Et il se rua vers la porte du fond. Il crut se ruer… Il y alla à pas chancelants, les jambes brisées, le cœur noyé d’horreur, comprenant qu’il entrait dans la mort, dans le prodigieux cauchemar des épouvantes surhumaines, et voulant quand même se raccrocher à quelque espoir insensé…
– Ma fille! répéta-t-il avec un sanglot déchirant au moment où il atteignait la porte, et où, dehors, le chant des suppliciés éclatait en un lugubre grondement.
Il trébucha; furieusement, il se raccrocha à la porte, et d’une sauvage poussée, d’un geste frénétique, l’ouvrit toute grande… Et un instant, il demeura hagard, plus livide qu’un mort, les cheveux hérissés, pris de vertige; se muscles craquèrent; dans sa tête, un foudroyant travail se produisit; il eut la sensation que sa cervelle éclatait, que son crâne s’ouvrait, que son cœur se déchirait, et que des griffes de fer s’incrustaient à sa gorge…

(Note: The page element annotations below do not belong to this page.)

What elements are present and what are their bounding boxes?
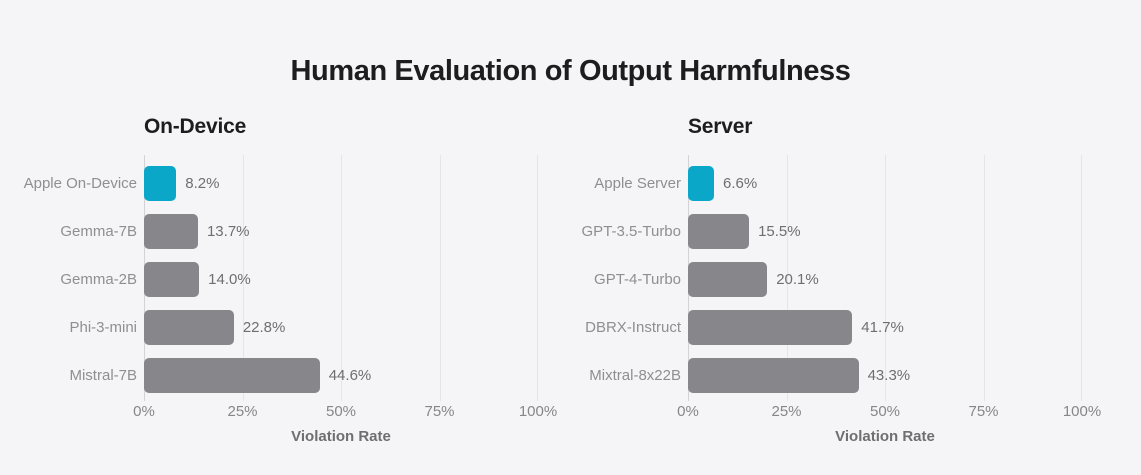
on-device-chart-title: On-Device (144, 115, 247, 138)
value-label: 22.8% (242, 318, 286, 336)
on-device-plot: 8.2% 13.7% 14.0% 22.8% 44.6% (144, 155, 538, 401)
tick-label: 75% (424, 403, 455, 420)
value-label: 6.6% (723, 174, 758, 192)
bar-mixtral-8x22b (688, 357, 859, 393)
tick-label: 25% (227, 403, 258, 420)
value-label: 41.7% (861, 318, 904, 336)
value-label: 8.2% (185, 174, 220, 192)
bar-row: 22.8% (144, 303, 538, 351)
x-axis-title: Violation Rate (835, 428, 935, 445)
bar-gemma-7b (144, 213, 198, 249)
tick-label: 0% (133, 403, 155, 420)
row-label: GPT-4-Turbo (594, 270, 681, 288)
on-device-category-labels: Apple On-Device Gemma-7B Gemma-2B Phi-3-… (20, 159, 144, 399)
bar-row: 15.5% (688, 207, 1082, 255)
bar-gemma-2b (144, 261, 200, 297)
bar-row: 20.1% (688, 255, 1082, 303)
tick-label: 0% (677, 403, 699, 420)
server-category-labels: Apple Server GPT-3.5-Turbo GPT-4-Turbo D… (564, 159, 688, 399)
value-label: 14.0% (208, 270, 251, 288)
tick-label: 100% (1062, 403, 1102, 420)
tick-label: 50% (869, 403, 901, 420)
figure-title: Human Evaluation of Output Harmfulness (290, 55, 851, 87)
value-label: 44.6% (328, 366, 372, 384)
server-plot-area: Apple Server GPT-3.5-Turbo GPT-4-Turbo D… (564, 155, 1082, 401)
row-label: Gemma-7B (60, 222, 137, 240)
bar-gpt-4-turbo (688, 261, 768, 297)
bar-row: 43.3% (688, 351, 1082, 399)
bar-gpt-3-5-turbo (688, 213, 750, 249)
server-plot: 6.6% 15.5% 20.1% 41.7% 43.3% (688, 155, 1082, 401)
bar-apple-server (688, 165, 714, 201)
tick-label: 75% (968, 403, 999, 420)
row-label: Apple Server (594, 174, 681, 192)
tick-label: 25% (771, 403, 802, 420)
row-label: Phi-3-mini (69, 318, 137, 336)
value-label: 20.1% (776, 270, 819, 288)
bar-row: 8.2% (144, 159, 538, 207)
server-chart-title: Server (688, 115, 753, 138)
value-label: 15.5% (758, 222, 801, 240)
row-label: Mixtral-8x22B (589, 366, 681, 384)
row-label: Apple On-Device (23, 174, 137, 192)
x-axis: 0% 25% 50% 75% 100% (677, 403, 1101, 420)
bar-row: 14.0% (144, 255, 538, 303)
row-label: GPT-3.5-Turbo (581, 222, 681, 240)
server-chart: Server Apple Server GPT-3.5-Turbo GPT-4-… (564, 112, 1102, 445)
bar-apple-on-device (144, 165, 177, 201)
bar-row: 6.6% (688, 159, 1082, 207)
row-label: DBRX-Instruct (585, 318, 681, 336)
bar-row: 13.7% (144, 207, 538, 255)
on-device-chart: On-Device Apple On-Device Gemma-7B Gemma… (20, 112, 558, 445)
bar-dbrx-instruct (688, 309, 853, 345)
value-label: 13.7% (206, 222, 250, 240)
x-axis-title: Violation Rate (291, 428, 391, 445)
row-label: Mistral-7B (69, 366, 137, 384)
row-label: Gemma-2B (60, 270, 137, 288)
bar-row: 41.7% (688, 303, 1082, 351)
tick-label: 50% (325, 403, 357, 420)
bar-phi-3-mini (144, 309, 234, 345)
bar-row: 44.6% (144, 351, 538, 399)
value-label: 43.3% (867, 366, 911, 384)
x-axis: 0% 25% 50% 75% 100% (133, 403, 557, 420)
bar-mistral-7b (144, 357, 320, 393)
on-device-plot-area: Apple On-Device Gemma-7B Gemma-2B Phi-3-… (20, 155, 538, 401)
tick-label: 100% (518, 403, 558, 420)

Dans le plein air, il put faire trois pas rapides, et soulevant les bras vers la suppliciée, rêvant un rêve fantastique et hideux, devant l’indescriptible spectacle qui violentait sa raison et faisait vaciller son regard, d’une voix sans accent humain, il hurla le même mot:
– Ma fille!…
Et c’était bien sa fille! C’était bien Violetta! C’était bien pour sa fille que tintait le glas, comme jadis en place de Grève il avait tinté pour Léonore!… C’était bien pour sa fille que s’élevaient dans l’air pur et léger de cette radieuse matinée les chants de mort, comme jadis pour Léonore!… Et comme jadis pour Léonore, c’était un spectacle d’affreuse agonie qui heurtait ses yeux égarés!…

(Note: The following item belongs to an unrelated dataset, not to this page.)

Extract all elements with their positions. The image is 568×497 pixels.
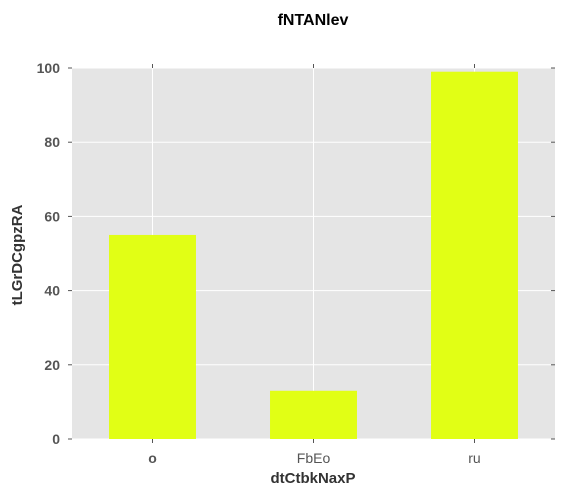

En effet là, sur cette esplanade, se dressait l’estrade de marbre à demi ruinée sur laquelle s’étaient rangés les cardinaux et les évêques du schisme; et au centre de cette assemblée, lui faisant un entourage d’une solennité angoissante dans ce décor aux tons de pourpre et de violet, sous son dais rouge, frangé d’or, en son costume de somptuosité orientale, belle, fatale, terrible, ses yeux de velours noir étrangement calmes, d’un calme funeste, Fausta la souveraine, la papesse, lui montrait Violetta la suppliciée!…
Et c’était, devant lui, une grande croix verdie par la mousse des pluies… la croix du cimetière, que par une réminiscence païenne, ou par un secret hommage à la beauté, l’abbesse Claudine avait enguirlandée de fleurs!…
Et sur cette croix, attachée par les poignets et les chevilles, couronnée de fleurs, toute blanche dans sa robe de suppliciée, robe de lin légère comme une gaze, pâle, probablement déjà étourdie par quelque narcotique, évanouie… morte peut-être… c’était Violetta! c’était sa fille!…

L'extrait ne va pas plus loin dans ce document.